Après une intro relativement douce, les trois premiers morceaux de la galette donnent méchamment le ton: In Your Words, Set To Fail  et surtout Contractor (et sa fin totalement ravageuse !!!) sont tout simplement les trois meilleurs titres de Wrath. Brutalité, groove, riffs jouissifs et refrains terriblement accrocheurs sont bel et bien au rendez-vous.
Lamb Of God poursuit la voie qu’il trace depuis quelques années en mêlant thrash moderne, metalcore et groove panteresque : une recette fort bien maitrisée par un groupe techniquement au point.

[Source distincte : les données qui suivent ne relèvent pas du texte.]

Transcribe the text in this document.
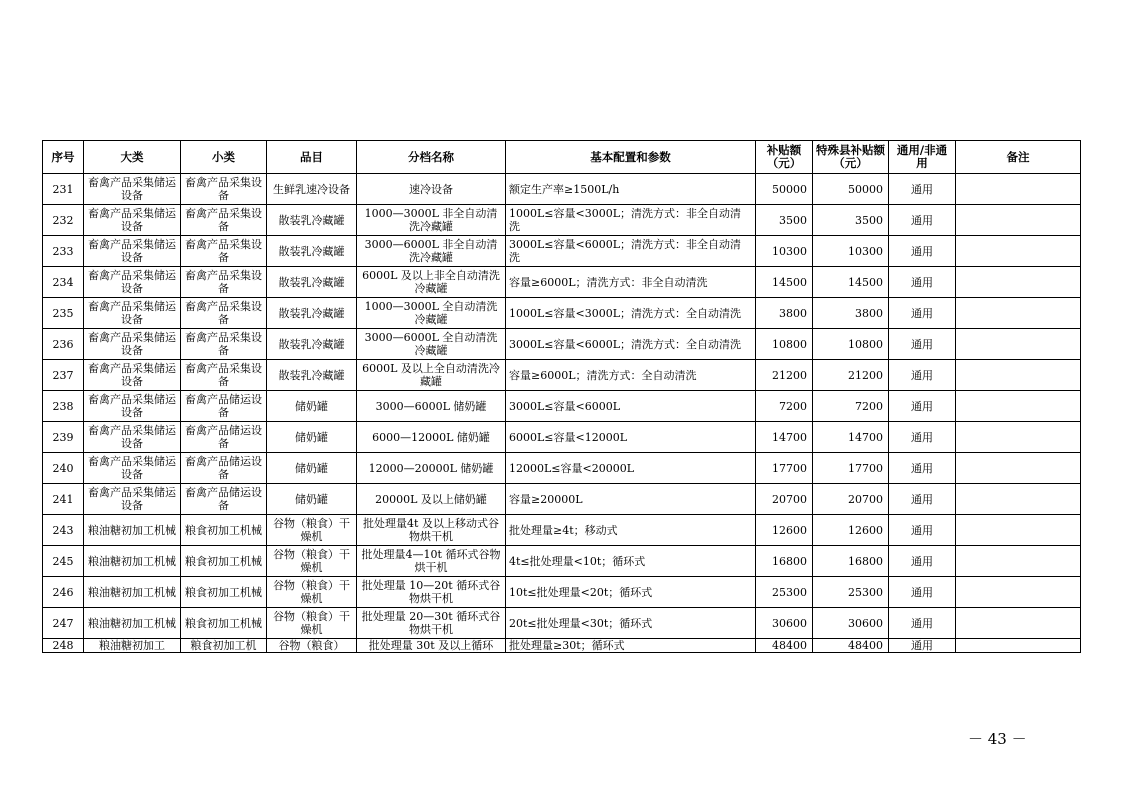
序号	大类	小类	品目	分档名称	基本配置和参数	补贴额（元）	特殊县补贴额（元）	通用/非通用	备注
231	畜禽产品采集储运设备	畜禽产品采集设备	生鲜乳速冷设备	速冷设备	额定生产率≥1500L/h	50000	50000	通用	
232	畜禽产品采集储运设备	畜禽产品采集设备	散装乳冷藏罐	1000—3000L 非全自动清洗冷藏罐	1000L≤容量<3000L；清洗方式：非全自动清洗	3500	3500	通用	
233	畜禽产品采集储运设备	畜禽产品采集设备	散装乳冷藏罐	3000—6000L 非全自动清洗冷藏罐	3000L≤容量<6000L；清洗方式：非全自动清洗	10300	10300	通用	
234	畜禽产品采集储运设备	畜禽产品采集设备	散装乳冷藏罐	6000L 及以上非全自动清洗冷藏罐	容量≥6000L；清洗方式：非全自动清洗	14500	14500	通用	
235	畜禽产品采集储运设备	畜禽产品采集设备	散装乳冷藏罐	1000—3000L 全自动清洗冷藏罐	1000L≤容量<3000L；清洗方式：全自动清洗	3800	3800	通用	
236	畜禽产品采集储运设备	畜禽产品采集设备	散装乳冷藏罐	3000—6000L 全自动清洗冷藏罐	3000L≤容量<6000L；清洗方式：全自动清洗	10800	10800	通用	
237	畜禽产品采集储运设备	畜禽产品采集设备	散装乳冷藏罐	6000L 及以上全自动清洗冷藏罐	容量≥6000L；清洗方式：全自动清洗	21200	21200	通用	
238	畜禽产品采集储运设备	畜禽产品储运设备	储奶罐	3000—6000L 储奶罐	3000L≤容量<6000L	7200	7200	通用	
239	畜禽产品采集储运设备	畜禽产品储运设备	储奶罐	6000—12000L 储奶罐	6000L≤容量<12000L	14700	14700	通用	
240	畜禽产品采集储运设备	畜禽产品储运设备	储奶罐	12000—20000L 储奶罐	12000L≤容量<20000L	17700	17700	通用	
241	畜禽产品采集储运设备	畜禽产品储运设备	储奶罐	20000L 及以上储奶罐	容量≥20000L	20700	20700	通用	
243	粮油糖初加工机械	粮食初加工机械	谷物（粮食）干燥机	批处理量4t 及以上移动式谷物烘干机	批处理量≥4t；移动式	12600	12600	通用	
245	粮油糖初加工机械	粮食初加工机械	谷物（粮食）干燥机	批处理量4—10t 循环式谷物烘干机	4t≤批处理量<10t；循环式	16800	16800	通用	
246	粮油糖初加工机械	粮食初加工机械	谷物（粮食）干燥机	批处理量 10—20t 循环式谷物烘干机	10t≤批处理量<20t；循环式	25300	25300	通用	
247	粮油糖初加工机械	粮食初加工机械	谷物（粮食）干燥机	批处理量 20—30t 循环式谷物烘干机	20t≤批处理量<30t；循环式	30600	30600	通用	
248	粮油糖初加工	粮食初加工机	谷物（粮食）	批处理量 30t 及以上循环	批处理量≥30t；循环式	48400	48400	通用	
－ 43 －
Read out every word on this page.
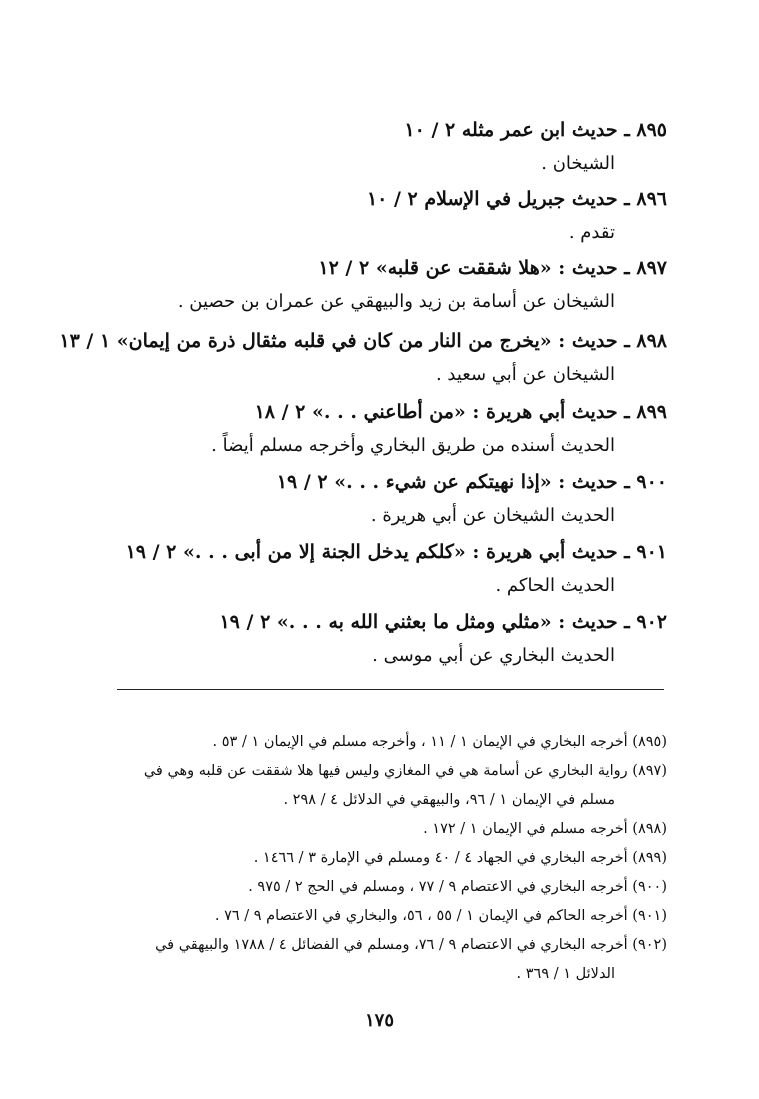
٨٩٥ ـ حديث ابن عمر مثله ٢ / ١٠
الشيخان .
٨٩٦ ـ حديث جبريل في الإسلام ٢ / ١٠
تقدم .
٨٩٧ ـ حديث : «هلا شققت عن قلبه» ٢ / ١٢
الشيخان عن أسامة بن زيد والبيهقي عن عمران بن حصين .
٨٩٨ ـ حديث : «يخرج من النار من كان في قلبه مثقال ذرة من إيمان» ١ / ١٣
الشيخان عن أبي سعيد .
٨٩٩ ـ حديث أبي هريرة : «من أطاعني . . .» ٢ / ١٨
الحديث أسنده من طريق البخاري وأخرجه مسلم أيضاً .
٩٠٠ ـ حديث : «إذا نهيتكم عن شيء . . .» ٢ / ١٩
الحديث الشيخان عن أبي هريرة .
٩٠١ ـ حديث أبي هريرة : «كلكم يدخل الجنة إلا من أبى . . .» ٢ / ١٩
الحديث الحاكم .
٩٠٢ ـ حديث : «مثلي ومثل ما بعثني الله به . . .» ٢ / ١٩
الحديث البخاري عن أبي موسى .
(٨٩٥) أخرجه البخاري في الإيمان ١ / ١١ ، وأخرجه مسلم في الإيمان ١ / ٥٣ .
(٨٩٧) رواية البخاري عن أسامة هي في المغازي وليس فيها هلا شققت عن قلبه وهي في
مسلم في الإيمان ١ / ٩٦، والبيهقي في الدلائل ٤ / ٢٩٨ .
(٨٩٨) أخرجه مسلم في الإيمان ١ / ١٧٢ .
(٨٩٩) أخرجه البخاري في الجهاد ٤ / ٤٠ ومسلم في الإمارة ٣ / ١٤٦٦ .
(٩٠٠) أخرجه البخاري في الاعتصام ٩ / ٧٧ ، ومسلم في الحج ٢ / ٩٧٥ .
(٩٠١) أخرجه الحاكم في الإيمان ١ / ٥٥ ، ٥٦، والبخاري في الاعتصام ٩ / ٧٦ .
(٩٠٢) أخرجه البخاري في الاعتصام ٩ / ٧٦، ومسلم في الفضائل ٤ / ١٧٨٨ والبيهقي في
الدلائل ١ / ٣٦٩ .
١٧٥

S’il fallait d’ailleurs ne retenir la performance que d’un seul musicien, ça serait indiscutablement celle du batteur Chris Adler que l’on retiendrait : encore une fois il réussit la prouesse de mêler des patterns techniques syncopés à souhait avec un groove toujours omniprésent.
Si le début du disque est aussi tonitruant, la suite se fait un poil moins emballante même si on note de très bons moments comme l’ultra efficace Broken Hands et encore Grace.
Et on se dit finalement que Wrath n’est encore pas LE grand disque que l’on est en droit d’attendre de ce combo pourtant fort talentueux : quand sortiront-ils leur Vulgar Display Of Power ??
Un bon album donc qui permettra très probablement à Lamb Of God de rester dans les hautes sphères du metal américain …  mais qui n’est pas encore le coup de massue espéré.